Currently, my area of research is centered in the field of tissue engineering, combining biology and biochemistry concepts with approaches from chemical engineering and materials science. Prior to my graduate work, I conducted undergraduate research within the fields of biochemistry and biochemical development. These experiences have inspired my strong interest in work connected with the fields of biology and healthcare and nurtured my appreciation for process and product development. I love the notion of taking a promising concept (a target for tailoring biological activity, a method for improved hydrogel toughness, a fabrication technique for higher-throughput production of a complex scaffold) and building it from the ground up, exploring first its potential and then its scalability and value to the field.
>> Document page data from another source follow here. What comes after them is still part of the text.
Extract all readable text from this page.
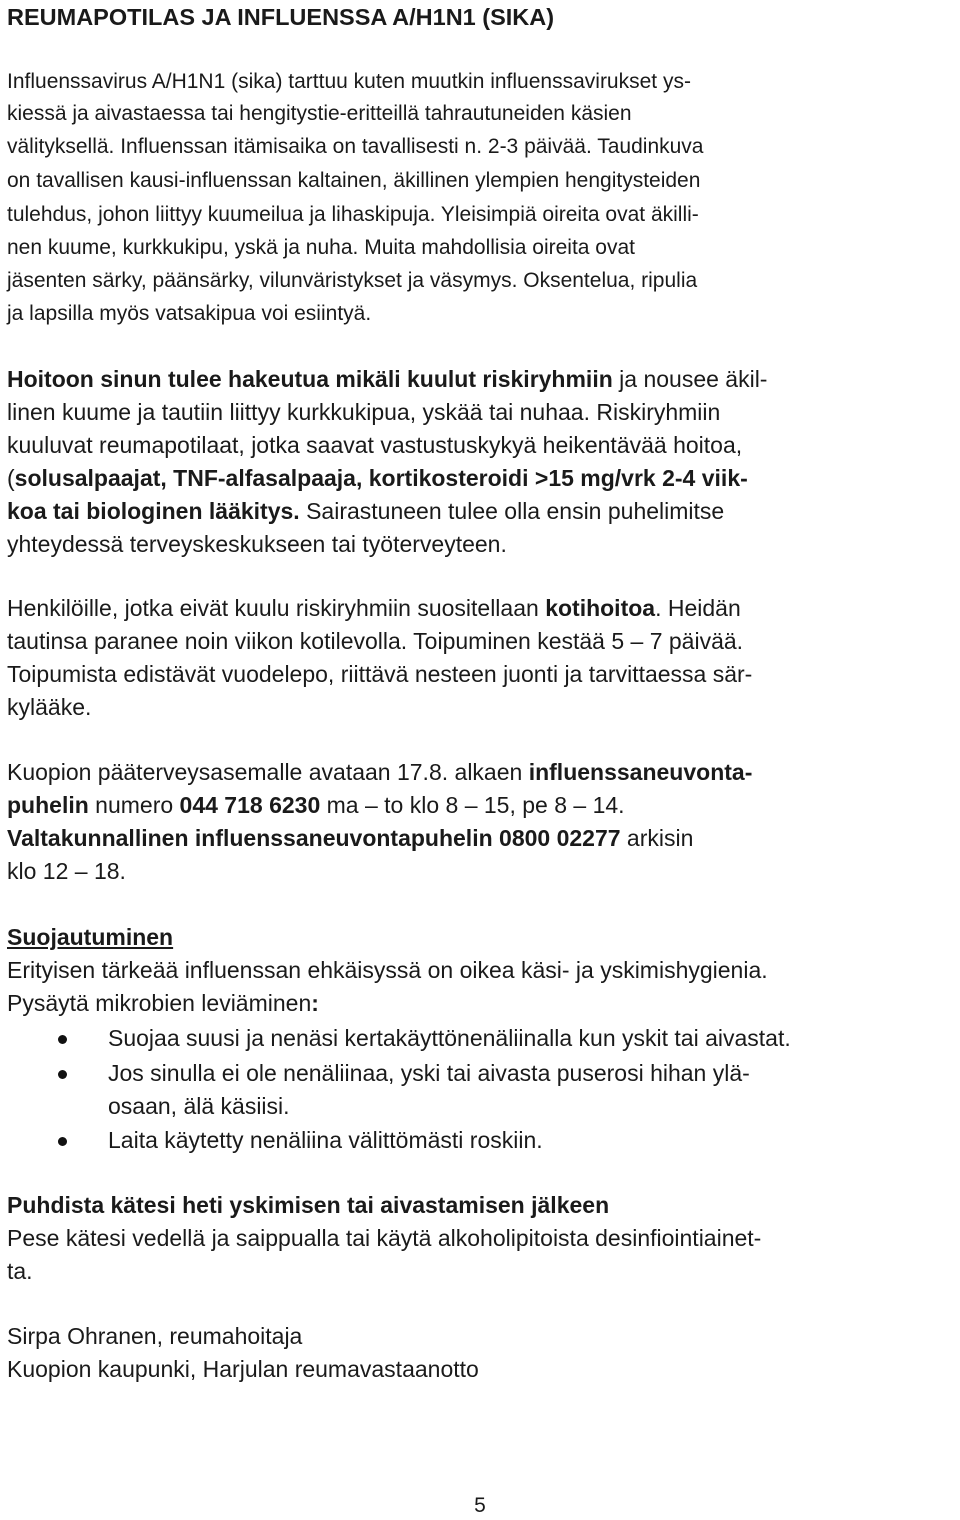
REUMAPOTILAS JA INFLUENSSA A/H1N1 (SIKA)
Influenssavirus A/H1N1 (sika) tarttuu kuten muutkin influenssavirukset ys-
kiessä ja aivastaessa tai hengitystie-eritteillä tahrautuneiden käsien
välityksellä. Influenssan itämisaika on tavallisesti n. 2-3 päivää. Taudinkuva
on tavallisen kausi-influenssan kaltainen, äkillinen ylempien hengitysteiden
tulehdus, johon liittyy kuumeilua ja lihaskipuja. Yleisimpiä oireita ovat äkilli-
nen kuume, kurkkukipu, yskä ja nuha. Muita mahdollisia oireita ovat
jäsenten särky, päänsärky, vilunväristykset ja väsymys. Oksentelua, ripulia
ja lapsilla myös vatsakipua voi esiintyä.
Hoitoon sinun tulee hakeutua mikäli kuulut riskiryhmiin ja nousee äkil-
linen kuume ja tautiin liittyy kurkkukipua, yskää tai nuhaa. Riskiryhmiin
kuuluvat reumapotilaat, jotka saavat vastustuskykyä heikentävää hoitoa,
(solusalpaajat, TNF-alfasalpaaja, kortikosteroidi >15 mg/vrk 2-4 viik-
koa tai biologinen lääkitys. Sairastuneen tulee olla ensin puhelimitse
yhteydessä terveyskeskukseen tai työterveyteen.
Henkilöille, jotka eivät kuulu riskiryhmiin suositellaan kotihoitoa. Heidän
tautinsa paranee noin viikon kotilevolla. Toipuminen kestää 5 – 7 päivää.
Toipumista edistävät vuodelepo, riittävä nesteen juonti ja tarvittaessa sär-
kylääke.
Kuopion pääterveysasemalle avataan 17.8. alkaen influenssaneuvonta-
puhelin numero 044 718 6230 ma – to klo 8 – 15, pe 8 – 14.
Valtakunnallinen influenssaneuvontapuhelin 0800 02277 arkisin
klo 12 – 18.
Suojautuminen
Erityisen tärkeää influenssan ehkäisyssä on oikea käsi- ja yskimishygienia.
Pysäytä mikrobien leviäminen:
Suojaa suusi ja nenäsi kertakäyttönenäliinalla kun yskit tai aivastat.
Jos sinulla ei ole nenäliinaa, yski tai aivasta puserosi hihan ylä-
osaan, älä käsiisi.
Laita käytetty nenäliina välittömästi roskiin.
Puhdista kätesi heti yskimisen tai aivastamisen jälkeen
Pese kätesi vedellä ja saippualla tai käytä alkoholipitoista desinfiointiainet-
ta.
Sirpa Ohranen, reumahoitaja
Kuopion kaupunki, Harjulan reumavastaanotto
5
Broadly, I am interested in applying my knowledge of chemistry, biology, biochemistry, and materials science toward the creation of new products and/or processes that can create positive change in the world. My background in tissue engineering research has given me valuable insights into considering how a biological product can be used and what design factors must be considered and tested. Even a particularly niche field as biomolecular engineering is still incredibly diverse, and I am excited to explore the options available to me and learn how I might put my skills to best use.